Emily s’est approchée de lui, si près que leurs ombres se touchaient. « Tu sais très bien ce que je veux. Annule ce mariage stupide. Reviens vers moi. » Sa voix n’était plus qu’un murmure, mais chaque syllabe m’atteignait. « Je t’ai attendu, Johnny. Pendant des années. Tu m’avais promis. »
« Je ne t’ai jamais rien promis. »
« Ah non ? Et ce dîner chez mes parents ? Et ce voyage à Genève ? Tu as profité de ma famille pour soigner ton grand-père, et maintenant tu fais l’innocent ? »
Johnny s’est raidi. « Ton père est médecin, je l’ai payé pour ses services. Rien de plus. »
Emily a ri. « Sauf que sans moi, papa ne lève pas le petit doigt. Tu le sais. »
Mon cœur battait à tout rompre. Tout s’éclairait. Emily avait un pouvoir sur la famille Hansen, un pouvoir qu’elle utilisait comme une arme. « Johnny… », ai-je commencé.
« Tais-toi, la greluche », a-t-elle coupé. « On parle entre gens du même monde. »
Je me suis avancée, malgré mes jambes flageolantes. « Docteur Curtis, votre fille a peut-être de l’influence sur vous, mais laisser un vieil homme souffrir par caprice, c’est contraire à votre serment. »
Le docteur a rougi. « Madame, je… »
Emily a balayé l’air d’une main. « Papa, va voir tes autres patients. Je gère. »
Il est parti. Lâchement. Emily et Johnny se faisaient face, deux fauves enfermés dans un couloir d’hôpital. « Alors ? » a-t-elle demandé.
Johnny a tourné la tête vers moi. Ses yeux étaient pleins d’une douleur que je ne lui connaissais pas. « Catherine, je suis désolé de t’infliger ça. »
« Tu n’as pas à t’excuser. »
Emily a frappé du talon. « La décision, Johnny. »
Il a respiré un grand coup. « Non. Je ne divorcerai pas. »
La rage a déformé le visage d’Emily. « Très bien. Alors ton grand-père peut crever. »
« Emily ! » La voix du docteur Curtis a claqué depuis l’autre bout du couloir. Il n’était pas parti si loin. Il avait tout entendu. « Tu dépasses les bornes. »
« Papa, de quoi tu te mêles ? »
« Je me mêle de mon métier. » Il s’est tourné vers Johnny. « Je ne peux pas garantir la réussite, mais j’opère demain matin. Parce que c’est mon devoir. Pas à cause de ma fille. »
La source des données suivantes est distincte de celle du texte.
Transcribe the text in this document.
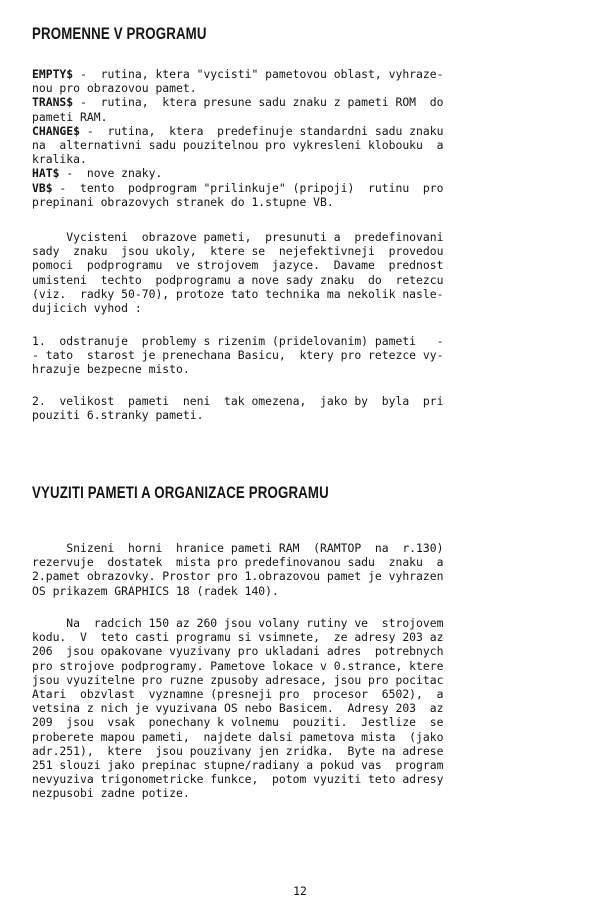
PROMENNE V PROGRAMU
EMPTY$ -  rutina, ktera "vycisti" pametovou oblast, vyhraze-
nou pro obrazovou pamet.
TRANS$ -  rutina,  ktera presune sadu znaku z pameti ROM  do
pameti RAM.
CHANGE$ -  rutina,  ktera  predefinuje standardni sadu znaku
na  alternativni sadu pouzitelnou pro vykresleni klobouku  a
kralika.
HAT$ -  nove znaky.
VB$ -  tento  podprogram "prilinkuje" (pripoji)  rutinu  pro
prepinani obrazovych stranek do 1.stupne VB.
Vycisteni  obrazove pameti,  presunuti a  predefinovani
sady  znaku  jsou ukoly,  ktere se  nejefektivneji  provedou
pomoci  podprogramu  ve strojovem  jazyce.  Davame  prednost
umisteni  techto  podprogramu a nove sady znaku  do  retezcu
(viz.  radky 50-70), protoze tato technika ma nekolik nasle-
dujicich vyhod :
1.  odstranuje  problemy s rizenim (pridelovanim) pameti   -
- tato  starost je prenechana Basicu,  ktery pro retezce vy-
hrazuje bezpecne misto.
2.  velikost  pameti  neni  tak omezena,  jako by  byla  pri
pouziti 6.stranky pameti.
VYUZITI PAMETI A ORGANIZACE PROGRAMU
Snizeni  horni  hranice pameti RAM  (RAMTOP  na  r.130)
rezervuje  dostatek  mista pro predefinovanou sadu  znaku  a
2.pamet obrazovky. Prostor pro 1.obrazovou pamet je vyhrazen
OS prikazem GRAPHICS 18 (radek 140).
Na  radcich 150 az 260 jsou volany rutiny ve  strojovem
kodu.  V  teto casti programu si vsimnete,  ze adresy 203 az
206  jsou opakovane vyuzivany pro ukladani adres  potrebnych
pro strojove podprogramy. Pametove lokace v 0.strance, ktere
jsou vyuzitelne pro ruzne zpusoby adresace, jsou pro pocitac
Atari  obzvlast  vyznamne (presneji pro  procesor  6502),  a
vetsina z nich je vyuzivana OS nebo Basicem.  Adresy 203  az
209  jsou  vsak  ponechany k volnemu  pouziti.  Jestlize  se
proberete mapou pameti,  najdete dalsi pametova mista  (jako
adr.251),  ktere  jsou pouzivany jen zridka.  Byte na adrese
251 slouzi jako prepinac stupne/radiany a pokud vas  program
nevyuziva trigonometricke funkce,  potom vyuziti teto adresy
nezpusobi zadne potize.
12
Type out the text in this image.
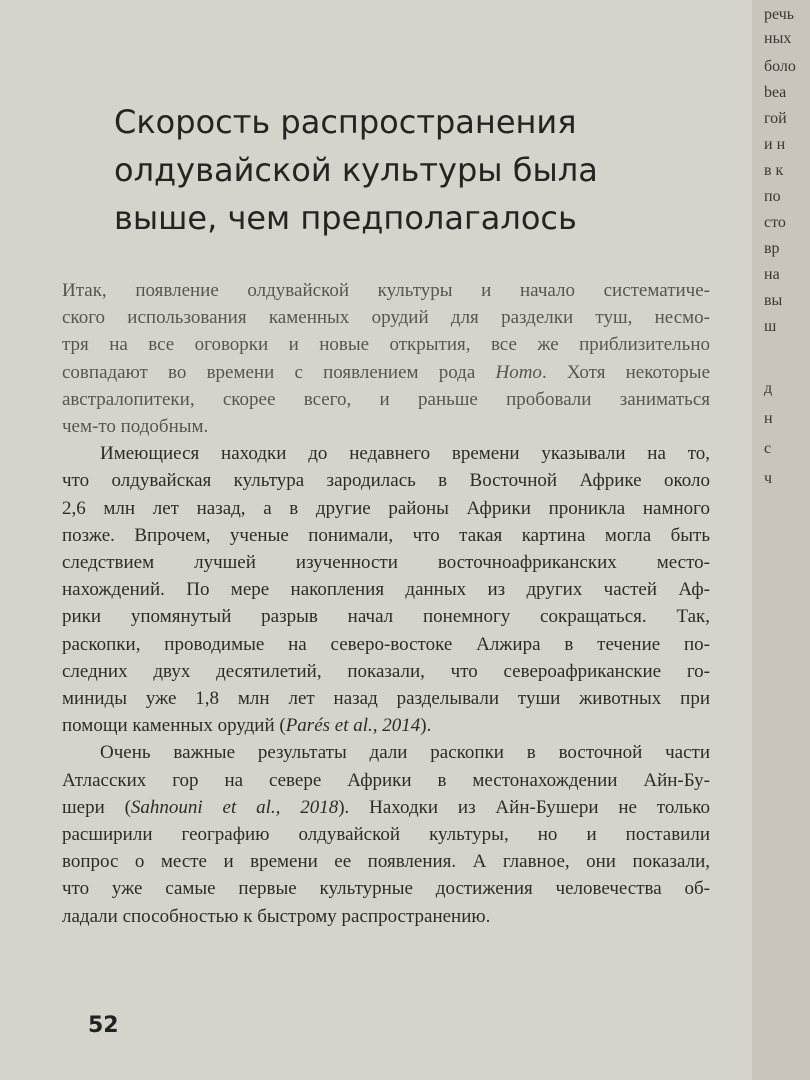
Скорость распространения
олдувайской культуры была
выше, чем предполагалось
Итак, появление олдувайской культуры и начало систематиче-
ского использования каменных орудий для разделки туш, несмо-
тря на все оговорки и новые открытия, все же приблизительно
совпадают во времени с появлением рода Homo. Хотя некоторые
австралопитеки, скорее всего, и раньше пробовали заниматься
чем-то подобным.
Имеющиеся находки до недавнего времени указывали на то,
что олдувайская культура зародилась в Восточной Африке около
2,6 млн лет назад, а в другие районы Африки проникла намного
позже. Впрочем, ученые понимали, что такая картина могла быть
следствием лучшей изученности восточноафриканских место-
нахождений. По мере накопления данных из других частей Аф-
рики упомянутый разрыв начал понемногу сокращаться. Так,
раскопки, проводимые на северо-востоке Алжира в течение по-
следних двух десятилетий, показали, что североафриканские го-
миниды уже 1,8 млн лет назад разделывали туши животных при
помощи каменных орудий (Parés et al., 2014).
Очень важные результаты дали раскопки в восточной части
Атласских гор на севере Африки в местонахождении Айн-Бу-
шери (Sahnouni et al., 2018). Находки из Айн-Бушери не только
расширили географию олдувайской культуры, но и поставили
вопрос о месте и времени ее появления. А главное, они показали,
что уже самые первые культурные достижения человечества об-
ладали способностью к быстрому распространению.
52
речь
ных
боло
bea
гой
и н
в к
по
сто
вр
на
вы
ш
д
н
с
ч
Emily a blêmi. « Tu me fais ça ? À moi ? »
« Je fais ça à un patient. »
Elle a reculé, les yeux emplis de larmes – des larmes de rage, pas de tristesse. « Tu le regretteras, papa. Et toi, Johnny Hansen, tu regretteras encore plus. »
Elle est partie, ses talons martelant le sol comme des coups de marteau. Johnny a serré ma main si fort que j’ai failli crier. « Merci », a-t-il soufflé au docteur.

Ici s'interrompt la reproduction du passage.